On the night he was re-elected, President Obama told the nation that he wants "our children to live in an America…that isn’t threatened by the destructive power of a warming planet." In his first post-election press conference the President defined how by saying, "we can shape an agenda that says we can create jobs, advance growth and make a serious dent in climate change and be an international leader."

We agree. Climate and energy experts at the Natural Resources Defense Council crafted a groundbreaking proposal to do just that, originally presented in December 2012. This plan can create jobs, grow the economy, and curb climate change by going after the country’s largest source of climate-changing pollution—emissions from the hundreds of existing power plants. NRDC's proposal shows how the Environmental Protection Agency, in partnership with the states, can set new carbon pollution standards under existing authority in the Clean Air Act that will cut existing power plant emissions 26 percent by 2020 (relative to peak emissions in 2005). The approach includes an innovative provision that will drive investment in cost-effective energy efficiency, substantially lowering the cost of compliance, lowering electricity bills, and creating thousands of jobs across the country.

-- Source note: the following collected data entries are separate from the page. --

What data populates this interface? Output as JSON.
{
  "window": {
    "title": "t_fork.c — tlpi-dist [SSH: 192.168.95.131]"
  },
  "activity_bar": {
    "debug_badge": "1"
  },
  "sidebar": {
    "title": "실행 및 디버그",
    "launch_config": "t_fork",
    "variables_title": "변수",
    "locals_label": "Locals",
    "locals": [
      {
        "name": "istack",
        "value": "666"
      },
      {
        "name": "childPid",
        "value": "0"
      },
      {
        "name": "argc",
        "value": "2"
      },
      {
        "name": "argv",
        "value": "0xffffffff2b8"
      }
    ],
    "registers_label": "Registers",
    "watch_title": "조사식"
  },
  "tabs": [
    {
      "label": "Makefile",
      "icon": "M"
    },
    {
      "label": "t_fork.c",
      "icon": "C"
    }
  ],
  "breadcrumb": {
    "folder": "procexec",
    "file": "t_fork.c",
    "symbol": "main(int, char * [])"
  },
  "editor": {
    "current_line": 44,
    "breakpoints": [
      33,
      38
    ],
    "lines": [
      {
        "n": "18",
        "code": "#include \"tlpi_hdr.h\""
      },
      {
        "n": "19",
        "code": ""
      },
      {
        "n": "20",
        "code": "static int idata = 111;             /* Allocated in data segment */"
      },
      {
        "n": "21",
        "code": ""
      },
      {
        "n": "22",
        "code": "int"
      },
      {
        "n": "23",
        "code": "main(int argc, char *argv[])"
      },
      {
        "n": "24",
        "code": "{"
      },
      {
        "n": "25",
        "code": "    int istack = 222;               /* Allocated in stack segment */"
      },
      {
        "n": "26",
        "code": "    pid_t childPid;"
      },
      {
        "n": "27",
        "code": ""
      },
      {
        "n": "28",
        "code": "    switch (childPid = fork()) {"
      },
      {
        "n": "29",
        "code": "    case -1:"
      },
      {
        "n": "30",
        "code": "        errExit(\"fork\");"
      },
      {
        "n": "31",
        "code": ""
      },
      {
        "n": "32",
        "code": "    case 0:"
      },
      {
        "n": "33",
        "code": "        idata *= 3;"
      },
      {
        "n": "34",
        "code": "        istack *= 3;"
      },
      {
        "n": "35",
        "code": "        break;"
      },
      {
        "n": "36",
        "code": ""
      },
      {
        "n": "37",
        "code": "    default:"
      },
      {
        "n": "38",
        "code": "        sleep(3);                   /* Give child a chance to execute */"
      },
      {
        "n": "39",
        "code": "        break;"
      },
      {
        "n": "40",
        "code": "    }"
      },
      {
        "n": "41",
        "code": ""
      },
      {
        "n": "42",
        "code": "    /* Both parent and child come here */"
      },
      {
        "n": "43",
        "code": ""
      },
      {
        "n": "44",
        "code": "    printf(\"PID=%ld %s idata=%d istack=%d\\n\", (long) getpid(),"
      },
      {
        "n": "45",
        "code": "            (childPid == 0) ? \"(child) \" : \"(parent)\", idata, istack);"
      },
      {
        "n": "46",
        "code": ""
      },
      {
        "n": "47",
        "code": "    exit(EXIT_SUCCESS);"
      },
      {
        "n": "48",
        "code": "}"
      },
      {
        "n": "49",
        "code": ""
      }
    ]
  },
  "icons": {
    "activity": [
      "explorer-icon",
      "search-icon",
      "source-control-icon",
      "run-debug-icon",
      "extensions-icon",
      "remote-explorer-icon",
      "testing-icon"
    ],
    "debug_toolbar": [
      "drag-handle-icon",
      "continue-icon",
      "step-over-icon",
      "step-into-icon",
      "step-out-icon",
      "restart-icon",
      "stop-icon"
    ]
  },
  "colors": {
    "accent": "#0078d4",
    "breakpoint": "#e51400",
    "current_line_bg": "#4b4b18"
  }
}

The March 2014 issue brief presents an updated analysis of that proposal, including a more ambitious variant and additional scenarios demonstrating that states and power companies have many options for achieving big reductions in carbon pollution from power plants at a low cost, and with large net benefits for our economy, health, and environment. This analysis describes the following cases:

  • Reference case, which assumes no new policies and is benchmarked to the reference case of the Energy Information Administration’s Annual Energy Outlook of 2013.
  • Moderate, Full Efficiency case, which assumes the same emission standards and achievable energy efficiency resources as in NRDC’s 2012 analysis.
  • Moderate, Constrained Efficiency case, which assumes the same emission standards and one-half the achievable energy efficiency resources as in NRDC’s 2012 analysis.
  • Ambitious, Full Efficiency case, which assumes more stringent emission standards and the same achievable energy efficiency resources as in NRDC’s 2012 analysis.
  • Ambitious, Constrained Efficiency case, which assumes more stringent emission standards and one-half the achievable energy efficiency resources as in NRDC’s 2012 analysis.
  • Ambitious, Constrained Efficiency, PTC case, which assumes more stringent emission standards and one-half the achievable energy efficiency resources as in NRDC’s 2012 analysis, plus an extension of the wind energy production tax credit until 2020.